August 12, 2015
k-Means clustering is one of the most common segmentation method. In previous two posts we talked about different ways number of clusters i.e. k can be identified and how to pre-process data before we run k-Means algorithm. Reader is requested to go through them before continuing the discussion here. In this blog post, we will delve deeper into ‘Means’ part of k-Means.
Means in k-Means refers to arithmetic mean (average), plural because there are as many means as there are number of clusters, and is referred as such because centroid of a cluster is computed as mean of all the observations belonging to that cluster. While iterations modify allocation of points in and out of clusters, cluster centroid is repeatedly adjusted to be arithmetic center of all observations. For multi-dimensional observations, ith dimension of centroid is mean of ith dimension of all the observations belonging to that cluster. This has interesting consequences.

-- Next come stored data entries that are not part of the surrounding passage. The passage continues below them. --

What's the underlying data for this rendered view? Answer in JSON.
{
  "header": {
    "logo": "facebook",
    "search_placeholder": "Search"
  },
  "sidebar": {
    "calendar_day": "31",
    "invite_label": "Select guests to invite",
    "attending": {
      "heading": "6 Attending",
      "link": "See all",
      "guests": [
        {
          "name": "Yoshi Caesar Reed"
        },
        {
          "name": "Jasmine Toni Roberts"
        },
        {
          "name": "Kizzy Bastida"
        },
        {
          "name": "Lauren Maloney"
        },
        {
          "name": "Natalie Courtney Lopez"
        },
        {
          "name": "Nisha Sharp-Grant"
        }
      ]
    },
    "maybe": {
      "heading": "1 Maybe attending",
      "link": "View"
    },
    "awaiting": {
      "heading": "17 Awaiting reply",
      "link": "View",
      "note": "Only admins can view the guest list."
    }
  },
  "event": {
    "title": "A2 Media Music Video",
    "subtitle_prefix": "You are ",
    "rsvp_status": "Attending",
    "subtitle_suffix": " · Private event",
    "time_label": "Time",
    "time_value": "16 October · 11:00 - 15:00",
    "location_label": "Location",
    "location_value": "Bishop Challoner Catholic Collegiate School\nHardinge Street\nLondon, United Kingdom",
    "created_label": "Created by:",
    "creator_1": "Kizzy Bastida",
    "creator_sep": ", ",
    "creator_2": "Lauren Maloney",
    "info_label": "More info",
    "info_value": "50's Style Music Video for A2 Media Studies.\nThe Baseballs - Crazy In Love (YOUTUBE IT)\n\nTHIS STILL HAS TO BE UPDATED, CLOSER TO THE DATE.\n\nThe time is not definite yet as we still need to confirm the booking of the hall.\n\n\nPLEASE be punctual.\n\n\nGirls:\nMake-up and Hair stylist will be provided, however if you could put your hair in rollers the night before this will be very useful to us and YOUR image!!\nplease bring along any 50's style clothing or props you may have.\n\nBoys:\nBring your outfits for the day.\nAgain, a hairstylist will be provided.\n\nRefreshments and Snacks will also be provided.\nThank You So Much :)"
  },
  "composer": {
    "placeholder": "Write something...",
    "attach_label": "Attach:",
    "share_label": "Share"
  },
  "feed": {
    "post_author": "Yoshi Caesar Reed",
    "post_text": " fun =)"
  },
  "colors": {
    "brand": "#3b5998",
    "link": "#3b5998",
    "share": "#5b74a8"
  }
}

Unlike Hierarchical Clustering or Density-Based Spatial Clustering of Application with Noise (DBSCAN) – two other common clustering methods – k-Means produces cluster centers which aren’t necessarily part of input data. In fact, centroids are hypothetical points which don’t really correspond to any of the observations in that cluster. Is this important?
For numerical multi-dimensional data, hypothetical centroid can still be assumed to represent a point in multi-dimensional hyper-space. But for non-numerical or part-numerical data, where distance notion is other than Euclidian distance or Manhattan distance , hypothetical centroid may even represent absurdity. Let’s think beyond the Means!
Depending on business context, data and problem at hand, following measures of central tendency can work better than average.
K-Modes uses Mode of each dimension as centroid – Mode refers to the value which is most frequent in the dataset, breaking the ties randomly – and is useful when categorical data is involved. Recall that k-Means necessarily only handles numerical data and categorical data must be transformed into binary variables before running k-Means clustering. However, mean of binary transformed categorical variable isn’t particularly intuitive or even representative of true data in many cases. Consider set of multiple-choice questions and task of finding out how many different ways (clusters) they have been answered. For such discrete data k-Modes is much better choice. Mode of a dimension will necessarily be a valid choice.
While mean weighs each observation equally, mode weighs highest frequency observation in all. So if there were only two values of a particular dimension in 51% and 49% proportion, mean will give value about half-way while mode will simply give value with 51% proportion. This forces clustering to make strong choices rather than dilly-dallying between all the options. Result is that clusters from k-Modes are more compact than those from k-Means. Read this amazing story of how k-Modes clustering is applied in real life to find a most compatible life-partner on a dating website.
k-Median, as the name implies, uses median as measure of centroid computation. Median is defined as value that’s exactly halfway between all sorted values. Median need not necessarily belong to the dataset, however. For instance, median of 1, 3, 4, and 5 is 3.5. Using median to compute centroid is equivalent to objective function using Manhattan distance rather than Euclidian distance. Square error function with Euclidian distance makes clusters spherical – all data points somewhat closer to centroid, but linear error function with Manhattan distance makes cluster more compact – with most points much closer to centroid and few farther. This is difficult to describe in words but if you compute average distance of an observation from centroid for each dimension, then k-Means will typically result in each dimensional difference smaller but still non-zero, while k-Medians will result in more of dimensional differences zero and some high and non-zero. For those who are familiar, this is similar to L1-norm and L2-norm in regularization of logistic regression equation for robust coefficient estimation. Fig. 1 illustrates 25 data points and their both types of clustering with k=3. Below plots are results of single iteration. Value of k is selected randomly.
Figure 1: k-Means vs k-Medians
k-Medoids has restriction that that centroid must be one of the observations, and not some hypothetical central point. Accordingly, this method has different convergence approach than other variants we discussed here. Firstly, solution is initialized randomly by selecting k points from observations, just like k-Means. Thereafter, instead of centroid computation, model greedily swaps one of the selected observations (current centroid) with non-selected observations such as to reduce objective function (say, Within-Cluster Sum-of-Squares). Algorithm converges when no further swapping will reduce objective and finally selected k points becomes final cluster centroids.
For those interested and familiar with R, above results can be replicated using following functions:
df <- achieve[,c(2,4)]
res2 <- kcca(df, 3, family=kccaFamily("kmedians"))
df2 <- df
df2$C <- res2@cluster
ggplot(df2, aes(x=df2$arith4, y=df2$arith6, fill=df2$C)) + geom_point(aes(color=df2$C)) + labs(title='k-Median', x='', y='')
In three part series on k-Means clustering algorithm we covered nuances and details of algorithm, common pitfalls to be avoided for right results, and different variations which can be applied in different data context. Various simulated data and explanations were provided, including R-tip, for reader to replicate the results. Hope you had fun!